For instance, the first stage in building a sales organisation is typically experimental in nature with testing, learning, and evolving. Once you start scaling, those same experiential associates may not be the ones best suited to build playbooks and processes. At this point, you’ll be required to revisit the team dynamic and bring in new sales people with different skills.  

 

It’s all about balance and finding the right people at the right time for where you are as a company. Sometimes early-stage companies with a lot of cash in the bank hire an expensive senior executive because he or she offers an impressive CV.

 

But even if that senior executive was successful at a large-scale organisation, it does not mean he or she has the skills to deliver what a startup needs at an early stage. 

 

Pacing hiring to meet the needs of the business

It’s also vital to pace hiring, ideally in line with the ability to build relationships and absorb the culture that comes with the new team. Hiring too fast can negatively impact a brand’s identity.

 

Having too many people at the wrong stage also has implications as employees can be underutilised. Balanced hiring across the core pillars - engineering, go-to-market, customer support, and general and administrative - avoids wasting talent resources.

 

For instance, if a company decides to invest heavily in its demand-gen marketing team, but there’s not enough sales representatives to process the opportunities when they’re live, the leads are wasted. Alternatively, hiring a large sales team can support closing deals at scale, but if the product isn’t mature enough, there’s nothing to sell.

 

Over-hiring too early or securing the wrong skills at the wrong stage can have negative impacts, including layoffs and downsizing.
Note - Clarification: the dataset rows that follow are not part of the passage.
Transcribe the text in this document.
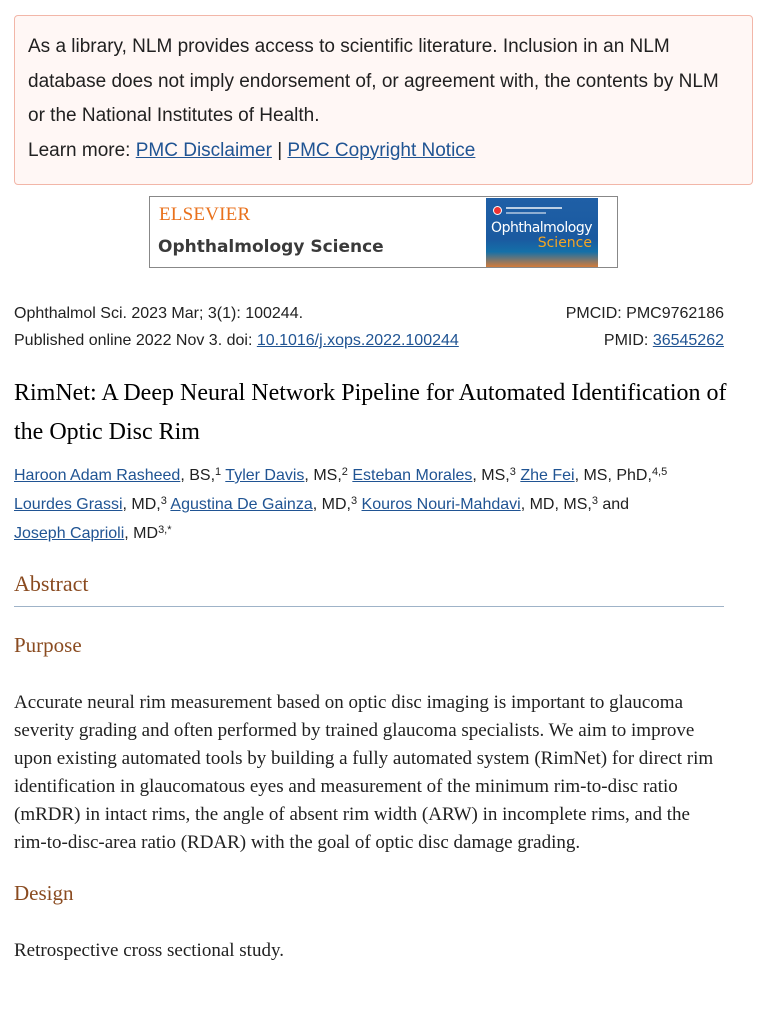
As a library, NLM provides access to scientific literature. Inclusion in an NLM database does not imply endorsement of, or agreement with, the contents by NLM or the National Institutes of Health.
Learn more: PMC Disclaimer | PMC Copyright Notice
ELSEVIER
Ophthalmology Science
Ophthalmology
Science
Ophthalmol Sci. 2023 Mar; 3(1): 100244.
Published online 2022 Nov 3. doi: 10.1016/j.xops.2022.100244
PMCID: PMC9762186
PMID: 36545262
RimNet: A Deep Neural Network Pipeline for Automated Identification of the Optic Disc Rim
Haroon Adam Rasheed, BS,$^1$ Tyler Davis, MS,$^2$ Esteban Morales, MS,$^3$ Zhe Fei, MS, PhD,$^{4,5}$
Lourdes Grassi, MD,$^3$ Agustina De Gainza, MD,$^3$ Kouros Nouri-Mahdavi, MD, MS,$^3$ and
Joseph Caprioli, $MD^{3,*}$
Abstract
Purpose
Accurate neural rim measurement based on optic disc imaging is important to glaucoma severity grading and often performed by trained glaucoma specialists. We aim to improve upon existing automated tools by building a fully automated system (RimNet) for direct rim identification in glaucomatous eyes and measurement of the minimum rim-to-disc ratio (mRDR) in intact rims, the angle of absent rim width (ARW) in incomplete rims, and the rim-to-disc-area ratio (RDAR) with the goal of optic disc damage grading.
Design
Retrospective cross sectional study.
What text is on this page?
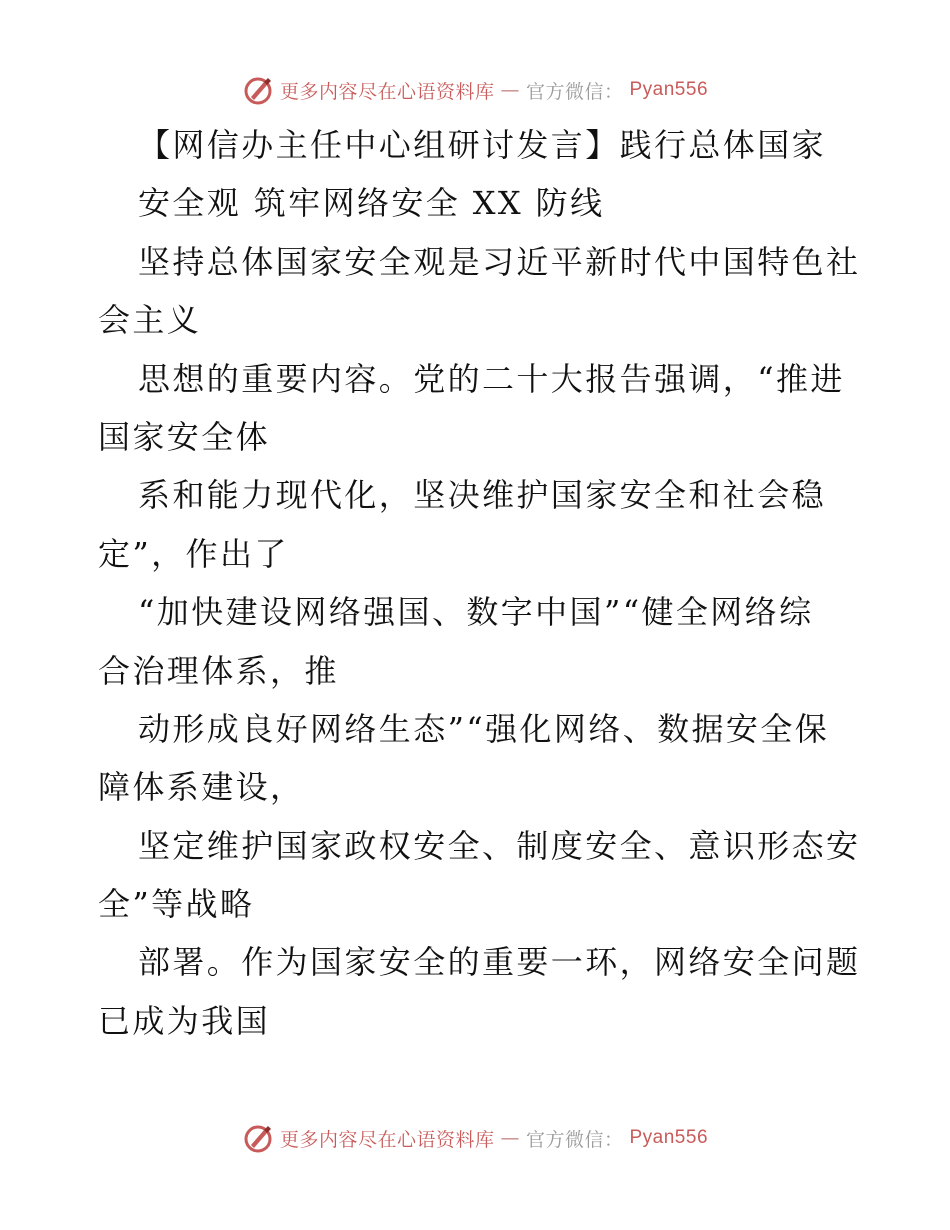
更多内容尽在心语资料库 — 官方微信： Pyan556
【网信办主任中心组研讨发言】践行总体国家
安全观 筑牢网络安全 XX 防线
坚持总体国家安全观是习近平新时代中国特色社
会主义
思想的重要内容。党的二十大报告强调，“推进
国家安全体
系和能力现代化，坚决维护国家安全和社会稳
定”，作出了
“加快建设网络强国、数字中国”“健全网络综
合治理体系，推
动形成良好网络生态”“强化网络、数据安全保
障体系建设，
坚定维护国家政权安全、制度安全、意识形态安
全”等战略
部署。作为国家安全的重要一环，网络安全问题
已成为我国
更多内容尽在心语资料库 — 官方微信： Pyan556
Responsible and balanced hiring from the get-go keeps everyone on a continuous journey.

 

Balancing risk and performance

It all comes down to the company delivering value with a proven, scalable product that solves a problem that customers recognise - otherwise the company’s valuation is meaningless. Investing hastily in a technology challenge cannot substitute for time spent understanding the market, improving a product, and working with customers. Market adoption trends cannot be forced.

 

Founders and leaders must move with foresight and planning through the key growth stages and avoid the pitfalls of hypergrowth where it isn’t needed. Steady responsible growth that balances calculated risks and aligns business spend and performance are the keys to building stakeholder confidence and success.